Work In Progress
Labor Participation and Renewable Adoption Across Developing Countries: Identification and Mechanisms (Work in Progress)
Co-authored with Ankit Singh Kharwar
Abstract: This paper examines how labor force participation influences the energy transition in developing economies, focusing on the shift from fossil fuels to renewable energy. Using an unbalanced panel of 70 countries from 2002–2021, we estimate fixed-effects and two-step GMM models with Driscoll–Kraay standard error to address heterogeneity, cross-sectional dependence, and endogeneity. The results show that higher labor force participation significantly reduces fossil fuel consumption and increases renewable energy uptake. Mediation analysis identifies regulatory quality as a channel through which labor participation promotes renewables, while moderation tests show that government effectiveness and rule of law amplify this effect. Robustness checks confirm the causal interpretation. These findings highlight labor force dynamics as an underexplored determinant of national energy portfolios. Policy implications point to labor market reforms, skills upgrading, and governance improvements as levers to accelerate renewable adoption in developing countries.
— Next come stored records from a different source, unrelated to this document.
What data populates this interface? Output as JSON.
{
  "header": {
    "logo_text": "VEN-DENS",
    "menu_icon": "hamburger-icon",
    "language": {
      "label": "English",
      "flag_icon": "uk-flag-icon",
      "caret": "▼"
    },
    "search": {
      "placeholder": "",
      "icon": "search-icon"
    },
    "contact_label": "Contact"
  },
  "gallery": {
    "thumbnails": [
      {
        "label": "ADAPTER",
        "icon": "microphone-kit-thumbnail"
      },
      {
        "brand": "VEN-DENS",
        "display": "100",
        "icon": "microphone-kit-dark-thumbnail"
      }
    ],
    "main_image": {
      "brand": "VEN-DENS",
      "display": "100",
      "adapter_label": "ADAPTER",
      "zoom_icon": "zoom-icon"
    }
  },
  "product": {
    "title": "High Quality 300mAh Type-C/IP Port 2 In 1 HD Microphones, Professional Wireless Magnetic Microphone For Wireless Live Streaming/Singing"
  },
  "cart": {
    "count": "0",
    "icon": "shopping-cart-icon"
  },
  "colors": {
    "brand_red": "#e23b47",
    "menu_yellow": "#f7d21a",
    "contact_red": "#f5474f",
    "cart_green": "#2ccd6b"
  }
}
Fiscal Space and Environmental Management: Enabling Clean Energy Investment in Developing Countries (Work in Progress)
Abstract: While the financing gap for renewable energy in developing countries is widely acknowledged, the role of fiscal space in shaping access to international finance for clean energy remains underexplored. Existing studies have examined financial development, the role of green finance in the energy transition, and climate-related fiscal tools, but none have empirically tested how the fiscal position of a country influences its ability to attract international finance for clean energy. This study addresses this gap by investigating whether fiscal space, proxied by net lending/borrowing, affects the level of international finance received for clean energy. Using panel data from 32 developing countries during the period 2000-2021, the analysis uses fixed effects and IV-GMM estimates with Driscoll-Kraay standard errors to control for endogeneity and cross-sectional dependence. The results reveal a positive relationship between fiscal space and international finance for clean energy. Countries with a lower GDP per capita receive more support, whereas renewable energy consumption does not show a significant effect. These findings suggest that stronger fiscal positions may improve donor confidence and signal investor readiness. Since international clean energy finance plays a critical role in scaling low-carbon technologies, these results highlight fiscal space as a key enabling factor in environmental management. Improved fiscal capacity allows governments to plan and implement clean energy strategies more effectively, supporting broader SDG objectives, particularly SDG 7 (affordable and clean energy) and SDG 13 (climate action). Thus, improving fiscal management could be an important strategy for developing countries to access greater international support for clean energy. Thus, improving fiscal management could be an important strategy for developing countries to access greater international support for clean energy.